O papa Francisco iniciou nesta quarta-feira, 08, na Bolívia, a segunda etapa da viagem à América Latina com um discurso em que reiterou o compromisso da Igreja Católica com os excluídos, pediu atenção especial às famílias e rejeitou o dinheiro como “centro da vida”. Em pronunciamento de apenas 11 minutos, logo após desembarcar no Aeroporto de El Alto, o papa citou trechos da Constituição boliviana e citou “passos importantes” para a inclusão social no país. O pontífice também saudou os povos que tiveram de deixar a própria pátria em busca de oportunidades em outros lugares.

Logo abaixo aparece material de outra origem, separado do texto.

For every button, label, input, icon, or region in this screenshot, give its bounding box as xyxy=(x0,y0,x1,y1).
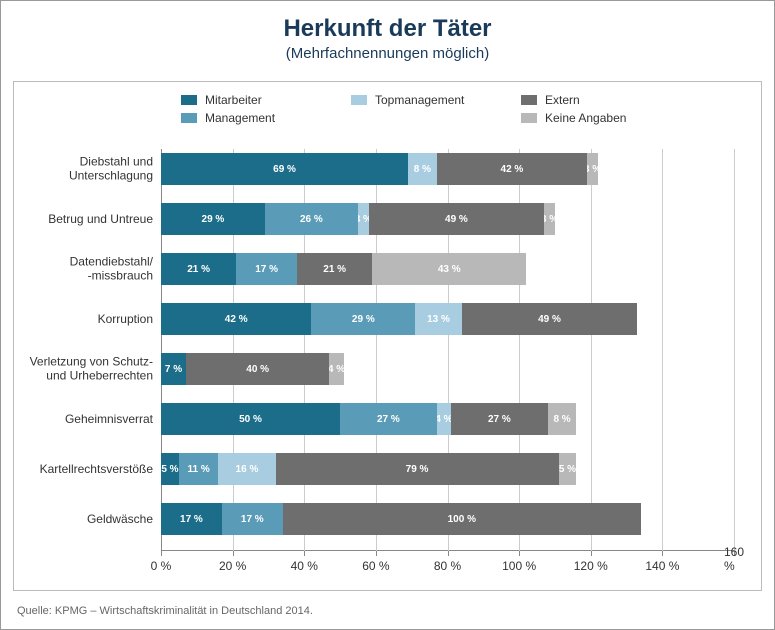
bar-segment-management: 27 % xyxy=(340,403,437,435)
category-label: Kartellrechtsverstöße xyxy=(11,462,153,476)
legend: Mitarbeiter Management Topmanagement Ext… xyxy=(181,93,734,125)
bar-segment-extern: 40 % xyxy=(186,353,329,385)
chart-subtitle: (Mehrfachnennungen möglich) xyxy=(1,43,774,62)
bar-segment-topmanagement: 8 % xyxy=(408,153,437,185)
bar-row: Datendiebstahl/ -missbrauch21 %17 %21 %4… xyxy=(161,253,734,285)
bar-segment-extern: 21 % xyxy=(297,253,372,285)
tick-mark xyxy=(448,551,449,556)
bar-segment-extern: 42 % xyxy=(437,153,587,185)
tick-mark xyxy=(519,551,520,556)
tick-mark xyxy=(662,551,663,556)
bar-segment-mitarbeiter: 42 % xyxy=(161,303,311,335)
legend-label: Management xyxy=(205,111,275,125)
x-tick-label: 20 % xyxy=(219,559,246,573)
chart-title: Herkunft der Täter xyxy=(1,1,774,43)
bar-row: Korruption42 %29 %13 %49 % xyxy=(161,303,734,335)
swatch-management xyxy=(181,113,197,123)
bar-segment-mitarbeiter: 17 % xyxy=(161,503,222,535)
swatch-extern xyxy=(521,95,537,105)
category-label: Diebstahl und Unterschlagung xyxy=(11,155,153,184)
bar-segment-topmanagement: 4 % xyxy=(437,403,451,435)
x-tick-label: 80 % xyxy=(434,559,461,573)
bar-segment-management: 17 % xyxy=(222,503,283,535)
bar-segment-mitarbeiter: 5 % xyxy=(161,453,179,485)
bar-segment-management: 11 % xyxy=(179,453,218,485)
bar-segment-extern: 27 % xyxy=(451,403,548,435)
legend-item-extern: Extern xyxy=(521,93,691,107)
bar-segment-keine: 5 % xyxy=(559,453,577,485)
tick-mark xyxy=(161,551,162,556)
category-label: Korruption xyxy=(11,312,153,326)
bar-row: Betrug und Untreue29 %26 %3 %49 %3 % xyxy=(161,203,734,235)
bar-row: Diebstahl und Unterschlagung69 %8 %42 %3… xyxy=(161,153,734,185)
bar-row: Geheimnisverrat50 %27 %4 %27 %8 % xyxy=(161,403,734,435)
bar-segment-mitarbeiter: 29 % xyxy=(161,203,265,235)
bar-segment-extern: 79 % xyxy=(276,453,559,485)
bar-segment-keine: 43 % xyxy=(372,253,526,285)
bar-segment-topmanagement: 16 % xyxy=(218,453,275,485)
category-label: Geldwäsche xyxy=(11,512,153,526)
source-line: Quelle: KPMG – Wirtschaftskriminalität i… xyxy=(17,605,313,617)
tick-mark xyxy=(591,551,592,556)
swatch-topmanagement xyxy=(351,95,367,105)
legend-label: Extern xyxy=(545,93,580,107)
bar-segment-extern: 49 % xyxy=(462,303,637,335)
tick-mark xyxy=(304,551,305,556)
category-label: Geheimnisverrat xyxy=(11,412,153,426)
x-tick-label: 60 % xyxy=(362,559,389,573)
legend-item-management: Management xyxy=(181,111,351,125)
category-label: Betrug und Untreue xyxy=(11,212,153,226)
x-tick-label: 100 % xyxy=(502,559,536,573)
tick-mark xyxy=(376,551,377,556)
bar-segment-extern: 49 % xyxy=(369,203,544,235)
x-tick-label: 160 % xyxy=(724,545,744,573)
bar-row: Verletzung von Schutz- und Urheberrechte… xyxy=(161,353,734,385)
bar-segment-extern: 100 % xyxy=(283,503,641,535)
legend-item-mitarbeiter: Mitarbeiter xyxy=(181,93,351,107)
swatch-keine xyxy=(521,113,537,123)
bar-row: Geldwäsche17 %17 %100 % xyxy=(161,503,734,535)
legend-label: Topmanagement xyxy=(375,93,464,107)
bar-segment-mitarbeiter: 7 % xyxy=(161,353,186,385)
category-label: Verletzung von Schutz- und Urheberrechte… xyxy=(11,355,153,384)
bar-segment-keine: 8 % xyxy=(548,403,577,435)
legend-item-keine: Keine Angaben xyxy=(521,111,691,125)
legend-item-topmanagement: Topmanagement xyxy=(351,93,521,107)
x-tick-label: 40 % xyxy=(291,559,318,573)
x-tick-label: 140 % xyxy=(645,559,679,573)
bar-segment-mitarbeiter: 69 % xyxy=(161,153,408,185)
x-tick-label: 120 % xyxy=(574,559,608,573)
bar-segment-mitarbeiter: 21 % xyxy=(161,253,236,285)
bar-segment-management: 17 % xyxy=(236,253,297,285)
swatch-mitarbeiter xyxy=(181,95,197,105)
bar-segment-keine: 3 % xyxy=(544,203,555,235)
bar-segment-management: 26 % xyxy=(265,203,358,235)
bar-row: Kartellrechtsverstöße5 %11 %16 %79 %5 % xyxy=(161,453,734,485)
legend-label: Mitarbeiter xyxy=(205,93,262,107)
bar-segment-topmanagement: 3 % xyxy=(358,203,369,235)
legend-label: Keine Angaben xyxy=(545,111,626,125)
bar-segment-mitarbeiter: 50 % xyxy=(161,403,340,435)
bar-segment-keine: 3 % xyxy=(587,153,598,185)
x-tick-label: 0 % xyxy=(151,559,172,573)
category-label: Datendiebstahl/ -missbrauch xyxy=(11,255,153,284)
bar-segment-management: 29 % xyxy=(311,303,415,335)
grid-line xyxy=(734,149,735,551)
bar-segment-keine: 4 % xyxy=(329,353,343,385)
bar-segment-topmanagement: 13 % xyxy=(415,303,462,335)
plot-area: 0 %20 %40 %60 %80 %100 %120 %140 %160 %D… xyxy=(161,149,734,551)
tick-mark xyxy=(233,551,234,556)
chart-frame: Herkunft der Täter (Mehrfachnennungen mö… xyxy=(0,0,775,630)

Francisco provocou grande comoção ao fazer rápida parada no local onde, em 22 de março de 1980, durante a ditadura militar, foi encontrado o corpo do padre jesuíta Luís Espinal, no caminho entre o aeroporto e La Paz. “Estou aqui para saudá-los e para recordar um irmão nosso vítima de interesses que não queriam que se lutassem pela liberdade da Bolívia. O padre Espinal pregou o evangelho e esse evangelho incomodou e por isso o eliminaram”, disse o papa, que rezou um Pai Nosso e fez uma oração especial em memória de Espinal. Depois, prosseguiu o caminho no papamóvel até o centro de La Paz.
Espinal dedicou a vida pastoral aos mais pobres, à defesa dos direitos humanos e à denúncia da violência. Há um forte movimento na Bolívia para que seja beatificado, como aconteceu com o monsenhor Óscar Romero, também assassinado em 1980, em El Salvador.
“A Bolívia dá passos importantes para incluir amplos setores na vida econômica, social e política do país. A Constituição reconhece direitos dos indivíduos, das minorias, do meio ambiente. Tudo isso requer espírito de colaboração cidadã, de participação nas questões que interessam a todos e convergência em ideais comuns. Se o crescimento é só material, sempre se corre o risco de voltar a criar novas diferenças e que a abundância de uns se construa sobre a escassez de outros”, alertou o papa em seu primeiro discurso na Bolívia, ainda no aeroporto.
O presidente Evo Morales fez uma rápida saudação ao papa, mas não deixou de mencionar o antigo conflito com o Chile: a Bolívia reivindica acesso marítimo em processo que o governo boliviano levou ao Tribunal Internacional de Haia em 2013. O acesso ao oceano Pacífico foi perdido pela Bolívia no tratado que pôs fim à Guerra do Pacífico (1879-1883), mas há mais de um século os bolivianos reivindicam a revisão do acordo.
“O senhor chegou a uma terra de paz que busca justiça e direito de acesso ao mar depois de uma invasão”, disse Morales ao pontífice. O presidente afirmou que a Igreja Católica, “em muitos momentos históricos foi usada para subjugar e oprimir” e saudou a presença do papa. “Bem vindo como máximo representante da Igreja Católica, que vem à Bolívia apoiar a libertação dos nossos povos”, discursou Morales.
“A coesão social requer um esforço dos cidadãos. A Igreja é mãe e fez opção preferencial e evangélica pelos últimos, pelos descartados, pelos excluídos”, destacou Francisco, que voltou a pregar atenção especial às crianças e aos idosos.
“Cuidar das crianças é garantia de futuro de uma sociedade. Os jovens comprometidos com a fé são promessa de futuro. E os mais velhos trazem sabedoria, são a memória de um povo. Devem ser acolhidos, não descartados por tantos interesses que põem no centro da vida o dinheiro”, afirmou o pontífice.
O papa exaltou as riquezas naturais da Bolívia e disse ver com muita alegria o fato de que o castelhano convive com outras 36 línguas nacionais.
O avião da Boliviana de Aviación (BoA) que trazia o papa de Quito, no Equador, pousou no aeroporto de El Alto às 17h11, quase uma hora depois do previsto, e um público estimado em 150 mil pessoas se concentrava nas avenidas próximas e no campus papal, onde foram feitos os discursos e a bênção do pontífice. Muitos fiéis agitavam lenços e bandeiras para celebrar a primeira visita de um papa desde 1988, quando João Paulo II esteve em cinco cidades bolivianas.
Às 17h26 o papa desceu as escadas do avião, protegido do frio por um sobretudo branco e logo recebeu um abraço do presidente Evo Morales, que tirou do pescoço um acessório típico indígena e passou a Francisco. O papa foi cercado por crianças e caminhou de mãos dadas com duas delas, que usavam trajes tradicionais do país.